Postby Morten|Dyalog on Thu Jan 14, 2016 8:09 am

Tomas Gustafsson wrote:More that 7 cents!

You can say that again!
Tomas Gustafsson wrote:I'd really wish you enlarged the UDP ⎕-functions for async behaviour instead

This is a little confusing - which ⎕-functions are you referring to?
Tomas Gustafsson wrote:The ws is kind of a holy thing, and invoking an additional, large set of code (Conga), just to get async transmission doesn't seem like the optimal way to go. At least not if you manage the transmission yourself.

Well, the whole point of Conga is that *it* manages the transmission and the listening in a multi-threaded C DLL outside the workspace.

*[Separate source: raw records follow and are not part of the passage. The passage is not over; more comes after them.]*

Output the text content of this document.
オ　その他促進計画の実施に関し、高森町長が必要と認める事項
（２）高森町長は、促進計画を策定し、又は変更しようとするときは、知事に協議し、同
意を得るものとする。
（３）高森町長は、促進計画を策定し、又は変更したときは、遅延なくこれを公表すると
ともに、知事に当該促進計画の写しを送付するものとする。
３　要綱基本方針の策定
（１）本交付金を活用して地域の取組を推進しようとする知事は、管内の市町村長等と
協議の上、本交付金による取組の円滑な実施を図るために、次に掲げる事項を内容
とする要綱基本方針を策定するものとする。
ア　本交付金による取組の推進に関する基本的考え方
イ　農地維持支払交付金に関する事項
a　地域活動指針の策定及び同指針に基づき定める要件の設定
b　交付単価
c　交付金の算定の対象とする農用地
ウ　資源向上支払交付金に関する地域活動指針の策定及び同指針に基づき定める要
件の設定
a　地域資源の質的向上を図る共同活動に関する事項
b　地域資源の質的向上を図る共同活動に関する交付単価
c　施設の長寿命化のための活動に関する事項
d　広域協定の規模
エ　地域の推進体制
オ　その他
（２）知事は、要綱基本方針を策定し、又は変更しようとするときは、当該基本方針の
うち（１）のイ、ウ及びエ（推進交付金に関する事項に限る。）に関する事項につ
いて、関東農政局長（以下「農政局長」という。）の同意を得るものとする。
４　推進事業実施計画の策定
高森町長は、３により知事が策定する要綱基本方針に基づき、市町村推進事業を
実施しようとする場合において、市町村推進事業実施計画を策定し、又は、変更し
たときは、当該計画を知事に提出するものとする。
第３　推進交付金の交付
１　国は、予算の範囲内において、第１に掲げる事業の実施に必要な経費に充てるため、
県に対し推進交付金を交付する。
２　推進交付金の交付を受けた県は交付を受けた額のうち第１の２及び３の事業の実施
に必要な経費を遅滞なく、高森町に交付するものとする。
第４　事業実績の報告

The Conga workspace *is* a little bit large, but you don't need all of it - we will make it significantly lighter in version 15.0. Invoking the .NET framework can hardly be called a "lightweight" solution!
Tomas Gustafsson wrote:UDP send and receive are inherently two different things! They have nothing to do with each other.

If Conga supported UDP, that is what you would get: A function to send, and Conga would permanently be listening in a C thread and just tell you when something arrived. That is how I imagine it, anyway. You would not need to fork anything, as Conga is permanently running in a separate thread from you anyway. Your threads remain permanently free, and you could throw away a ton of code that you currently have to jump through hoops backwards to use .NET Asynch features etc.
Tomas Gustafsson wrote:Isolates for just the individual send's and receive's would imho neither speed up anything.

Agreed, Isolates are too heavyweight for this. What I was suggesting is that we could add a "promise" as a new type of array, something that could be filled in by a thread which was waiting for Conga to say "Got a message for you", and then gave the "promise" a value. Meanwhile, a thread which decided it NEEDED the value could just refer to it and would automatically block on the promise until the value arrived. At the moment, the only way to manufacture a promise is to invoke a function call to an isolate, but we could allow application code to create promises when needed, as a very easy way to wait for asynchronous calls.
Tomas Gustafsson wrote:I'd really, really, really encourage you to allow user-defined, user-declared hard typing. This would ease packet composing/improve composing performance considerably.

Noted (several times), and I am sure we'll get there eventually. But it would be a mistake to wait for this. APL already allows you to have fixed size arrays: Just create them and then only modify them using modified assignments. I can't believe that this would have a significant impact on your application performance.